Balancing in our chairs behind The Real Estate Guys™ golden
microphones (actually, they’re black with smelly foam that prevents
our P's from popping too profusely), to talk through all of these
perplexities are your Host and mental gymnast, Robert Helms;
Co-host and floor tumbler, Russell Gray; and Chief spotter, the
Godfather of Real Estate, Bob Helms.
Real estate is as much an art as it is a science. There are so many
different markets, sub-markets, product types and deal structures
to choose from. Beyond that, there are variations in economic
conditions, seller motivations, tax laws, interest rates and on and
on and on. The types of returns which can be attained in a
real estate investment range from bankruptcy (on the VERY negative
side) to infinite returns (profit on nothing invested). We like the
latter better, don't you?
Recognizing that real estate investing is “non-traditional” when
compared to the conventional approach of "work hard, pay taxes,
live below your means and buy stocks, bond and mutual funds for the
long haul" - we talk about the ranges of returns which are
reasonable to expect when investing in certain kinds of real
estate. We also talk about how certain deal structures can
really improve your ROI.
Another topic of discussion is the risks of investing versus those
of NOT investing. There is an adage which says that the more
risk you take, the more return you should demand. We agree
with that one. Of course, it presupposes that you understand the
risks and can factor them into your decisions.
There is another adage which says that higher returns mean more
risk. NOT NECESSARILY! There are actually deal
structures which REDUCE risk while INCREASING return. So of
course, we talk about those things because they are among our
favorite benefits of real estate investing!
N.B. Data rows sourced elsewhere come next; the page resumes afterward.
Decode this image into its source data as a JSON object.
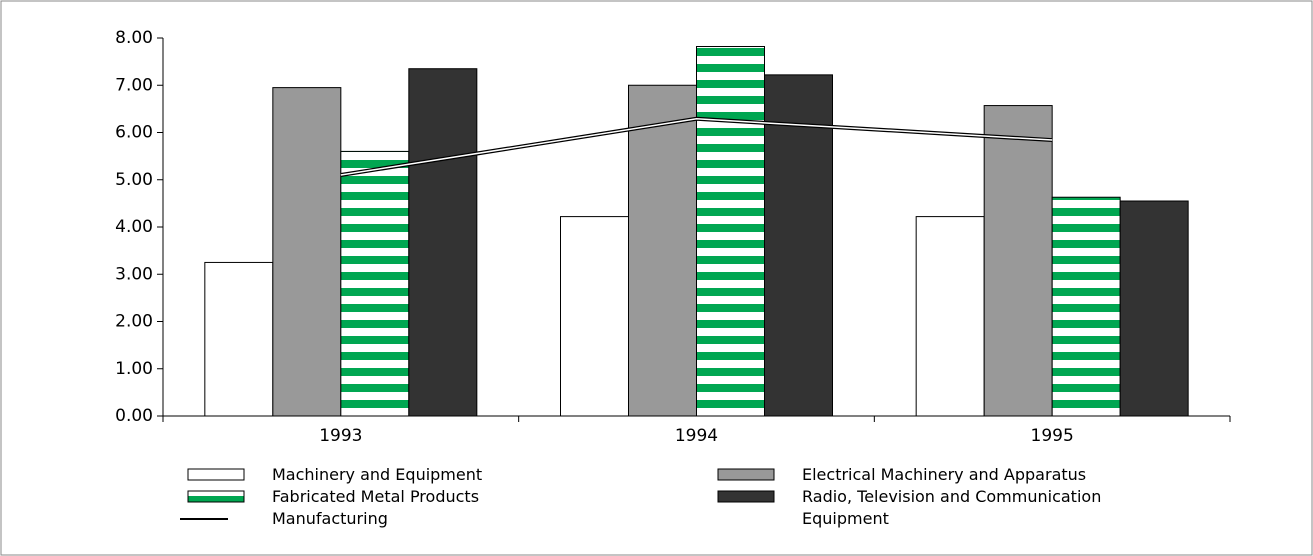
{
  "chart_data": {
    "type": "bar",
    "categories": [
      "1993",
      "1994",
      "1995"
    ],
    "ylim": [
      0,
      8
    ],
    "yticks": [
      {
        "value": 0,
        "label": "0.00"
      },
      {
        "value": 1,
        "label": "1.00"
      },
      {
        "value": 2,
        "label": "2.00"
      },
      {
        "value": 3,
        "label": "3.00"
      },
      {
        "value": 4,
        "label": "4.00"
      },
      {
        "value": 5,
        "label": "5.00"
      },
      {
        "value": 6,
        "label": "6.00"
      },
      {
        "value": 7,
        "label": "7.00"
      },
      {
        "value": 8,
        "label": "8.00"
      }
    ],
    "series": [
      {
        "name": "Machinery and Equipment",
        "color": "#ffffff",
        "values": [
          3.25,
          4.22,
          4.22
        ]
      },
      {
        "name": "Electrical Machinery and Apparatus",
        "color": "#999999",
        "values": [
          6.95,
          7.0,
          6.57
        ]
      },
      {
        "name": "Fabricated Metal Products",
        "color": "#00a651",
        "hatch": "horizontal",
        "values": [
          5.6,
          7.82,
          4.63
        ]
      },
      {
        "name": "Radio, Television and Communication Equipment",
        "color": "#333333",
        "values": [
          7.35,
          7.22,
          4.55
        ]
      },
      {
        "name": "Manufacturing",
        "type": "line",
        "color": "#000000",
        "values": [
          5.1,
          6.29,
          5.84
        ]
      }
    ]
  }
}
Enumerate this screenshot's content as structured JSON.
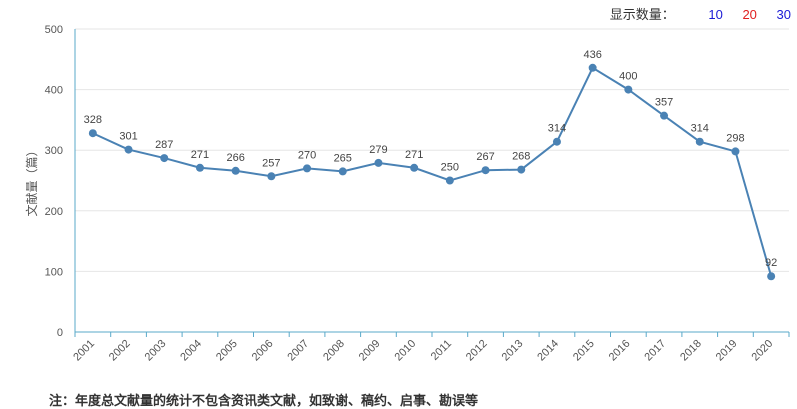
{
  "controls": {
    "display_label": "显示数量：",
    "options": [
      {
        "label": "10",
        "color": "#1a1ad6"
      },
      {
        "label": "20",
        "color": "#e02020"
      },
      {
        "label": "30",
        "color": "#1a1ad6"
      }
    ]
  },
  "footnote": "注：年度总文献量的统计不包含资讯类文献，如致谢、稿约、启事、勘误等",
  "chart_data": {
    "type": "line",
    "ylabel": "文献量（篇）",
    "ylim": [
      0,
      500
    ],
    "yticks": [
      0,
      100,
      200,
      300,
      400,
      500
    ],
    "categories": [
      "2001",
      "2002",
      "2003",
      "2004",
      "2005",
      "2006",
      "2007",
      "2008",
      "2009",
      "2010",
      "2011",
      "2012",
      "2013",
      "2014",
      "2015",
      "2016",
      "2017",
      "2018",
      "2019",
      "2020"
    ],
    "series": [
      {
        "values": [
          328,
          301,
          287,
          271,
          266,
          257,
          270,
          265,
          279,
          271,
          250,
          267,
          268,
          314,
          436,
          400,
          357,
          314,
          298,
          92
        ],
        "color": "#4a82b4"
      }
    ],
    "grid": true,
    "data_labels": true
  }
}
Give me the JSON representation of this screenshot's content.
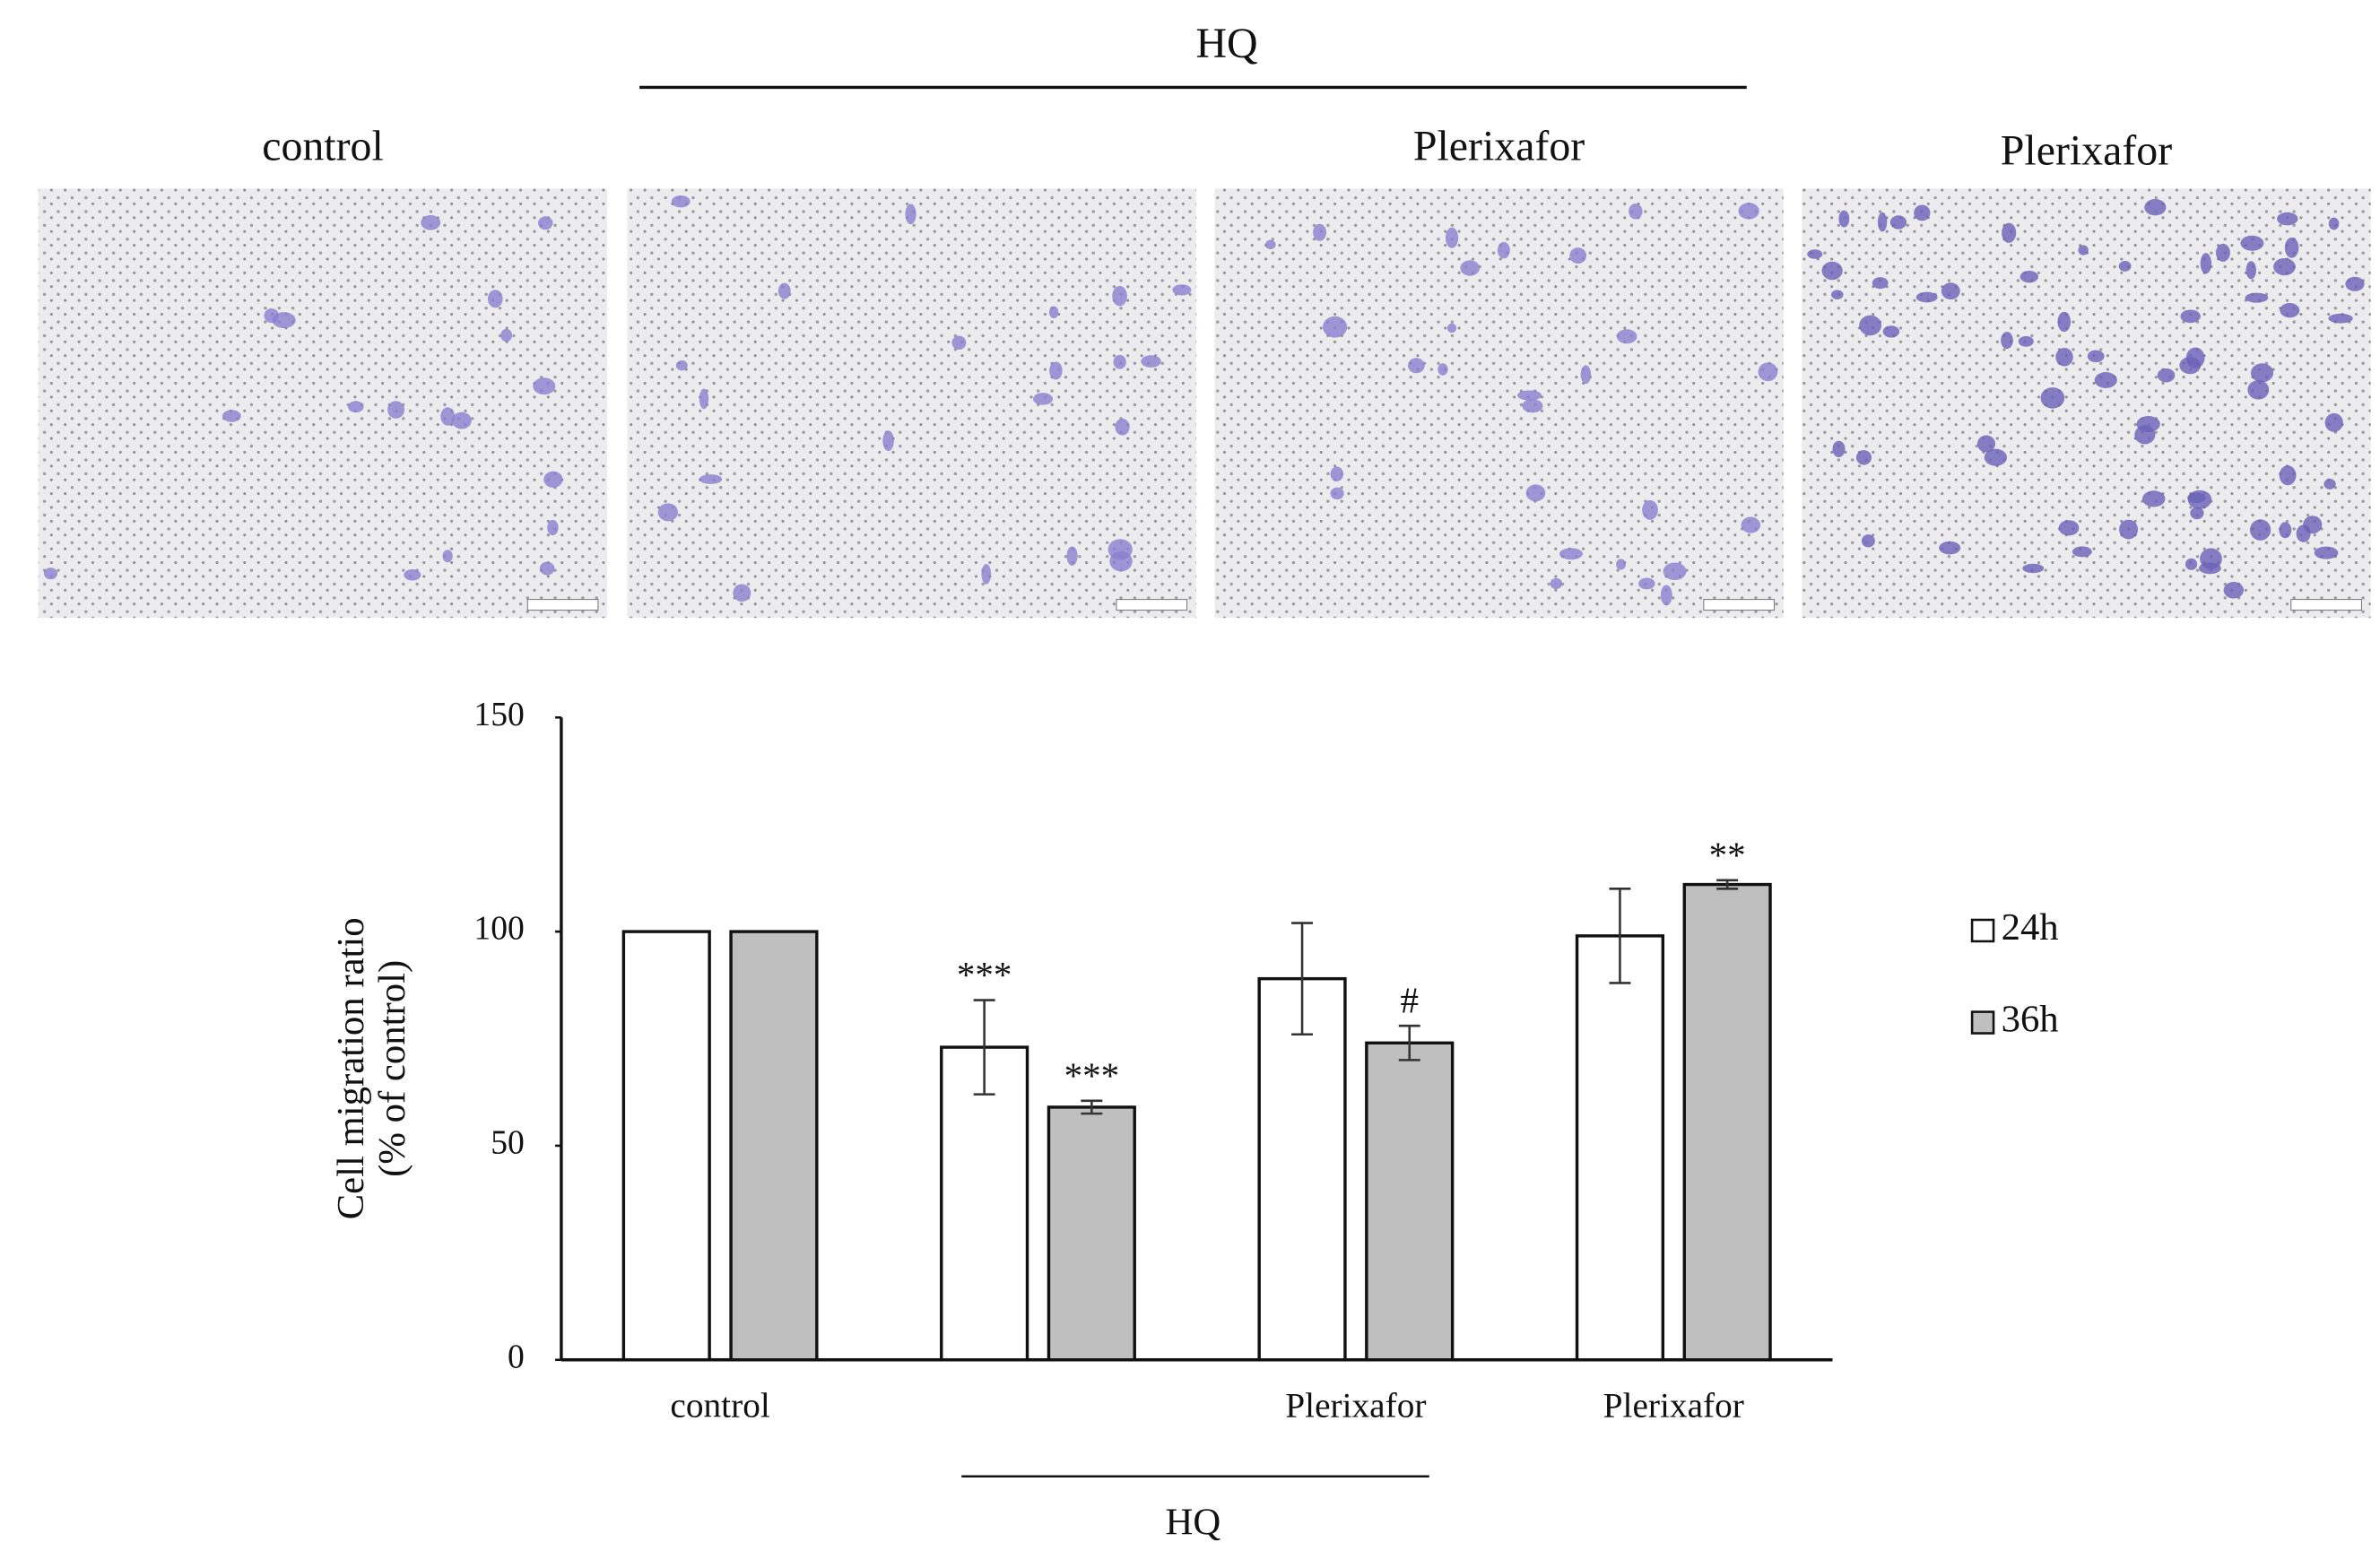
{
  "figure": {
    "treatment_label": "HQ",
    "panel_labels": [
      "control",
      null,
      "Plerixafor",
      "Plerixafor"
    ]
  },
  "chart_data": {
    "type": "bar",
    "categories": [
      "control",
      null,
      "Plerixafor",
      "Plerixafor"
    ],
    "group_label": "HQ",
    "ylabel": [
      "Cell migration ratio",
      "(% of control)"
    ],
    "ylim": [
      0,
      150
    ],
    "yticks": [
      0,
      50,
      100,
      150
    ],
    "series": [
      {
        "name": "24h",
        "color": "#ffffff",
        "values": [
          100,
          73,
          89,
          99
        ],
        "errors": [
          0,
          11,
          13,
          11
        ],
        "significance": [
          null,
          "***",
          null,
          null
        ]
      },
      {
        "name": "36h",
        "color": "#bfbfbf",
        "values": [
          100,
          59,
          74,
          111
        ],
        "errors": [
          0,
          1.5,
          4,
          1
        ],
        "significance": [
          null,
          "***",
          "#",
          "**"
        ]
      }
    ]
  }
}
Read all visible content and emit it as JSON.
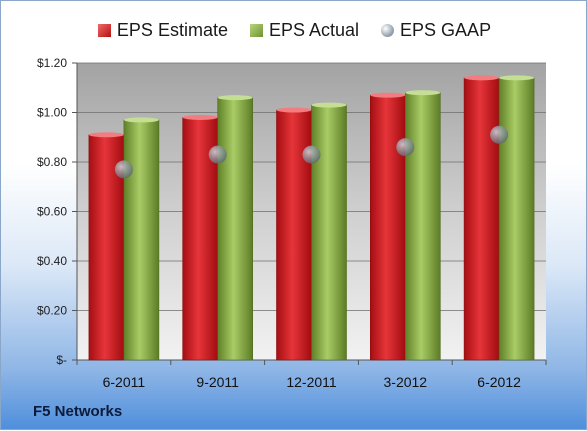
{
  "chart_data": {
    "type": "bar",
    "categories": [
      "6-2011",
      "9-2011",
      "12-2011",
      "3-2012",
      "6-2012"
    ],
    "series": [
      {
        "name": "EPS Estimate",
        "values": [
          0.91,
          0.98,
          1.01,
          1.07,
          1.14
        ],
        "color": "#c0141a",
        "kind": "bar"
      },
      {
        "name": "EPS Actual",
        "values": [
          0.97,
          1.06,
          1.03,
          1.08,
          1.14
        ],
        "color": "#7a9c3a",
        "kind": "bar"
      },
      {
        "name": "EPS GAAP",
        "values": [
          0.77,
          0.83,
          0.83,
          0.86,
          0.91
        ],
        "color": "#8a96a3",
        "kind": "scatter"
      }
    ],
    "yticks": [
      0,
      0.2,
      0.4,
      0.6,
      0.8,
      1.0,
      1.2
    ],
    "ytick_labels": [
      "$-",
      "$0.20",
      "$0.40",
      "$0.60",
      "$0.80",
      "$1.00",
      "$1.20"
    ],
    "ylim": [
      0,
      1.2
    ],
    "grid": true,
    "legend_position": "top",
    "footer": "F5 Networks"
  }
}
After this broadcast, we slipped off our leotards (sorry, bad
visual) and headed for the showers (worse visual!), pleased with
our performance. Now we’re waiting for the judges (that’s
you) to put our scores. We only ask that not take into
consideration what we look like in our leotards. And, that
you remember to take us to the gym because, as you probably already
know after the leotard visual, we REALLY need the workout!